Aaron Limbe knows this: Tie someone to a chair in a bare room, and with enough time and enough questions, you eventually come down to one essential truth—every heart is a crime scene.

Limbe finishes cleaning the Marlin semiautomatic and starts on the Sig Sauer and Charter Arms.

The phone again. Sixteen rings before it cuts off. Two more than last time.

Above the house is the low rumble of an F-15 making its approach to Luke Air Force Base.

If he closes his eyes, he can see the exact sequence of photos he’s thumbtacked to the north wall of the living room, eight rows down and nine shots per row, seventy-two black-and-whites of Coates and his sister-in-law doing what his master sergeant had called the Gland Dance.

Limbe massages the back of his neck. That’s where they always start, the headaches, just below the base of his skull.

Gathering the evidence had not been difficult. Coates and his sister-in-law were as predictable as lab rats. After some of the reconnaissance work he’d done in Nicaragua, tracking two amateur adulterers obsessed with each other’s orifices hadn’t been a stretch. They didn’t see Limbe, because they weren’t looking for him. He’s been following them for over a month and a half now.

Limbe sets down the Charter Arms and picks up the Taurus. It’s one of two throw-down guns he’s kept from his time on the police force. The Taurus is light, just a little over twelve ounces with a nine-shot .22-long magazine, and easily concealed and therefore handy in tight or unexpected situations.

Within the next three days, he will kill Jimmy Coates.

He’s waited patiently, very patiently, for two conditions to manifest themselves. One is that Jimmy Coates must not see his death coming. It must be totally unexpected, something he cannot prepare for or prevent. The second condition was trickier. His death must rob Coates of something important. Coates had to die right at the point where he’d found something that mattered to him.
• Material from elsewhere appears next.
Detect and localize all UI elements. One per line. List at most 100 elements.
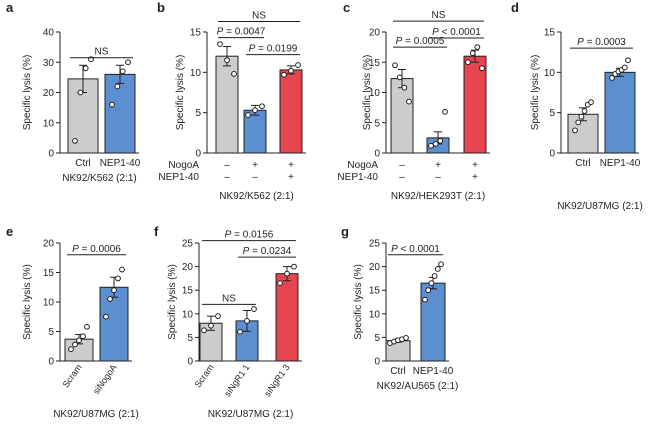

His death, in other words, had to duplicate what he’d done to Aaron Limbe when Coates had cut the deal with the police brass, claiming he could put Limbe and Ramon Delgado together the night of the safe-house fire, and Limbe had been forced to resign from the force.

With a loser like Coates, the first condition had been easy from the start. Coates had never been able to see anything coming. His whole life was a testament to faulty wiring. The second condition was another story. From what Aaron Limbe could see, Jimmy Coates had the complexity of an amoeba. Everything about his life was insignificant. Nothing had ever mattered to him.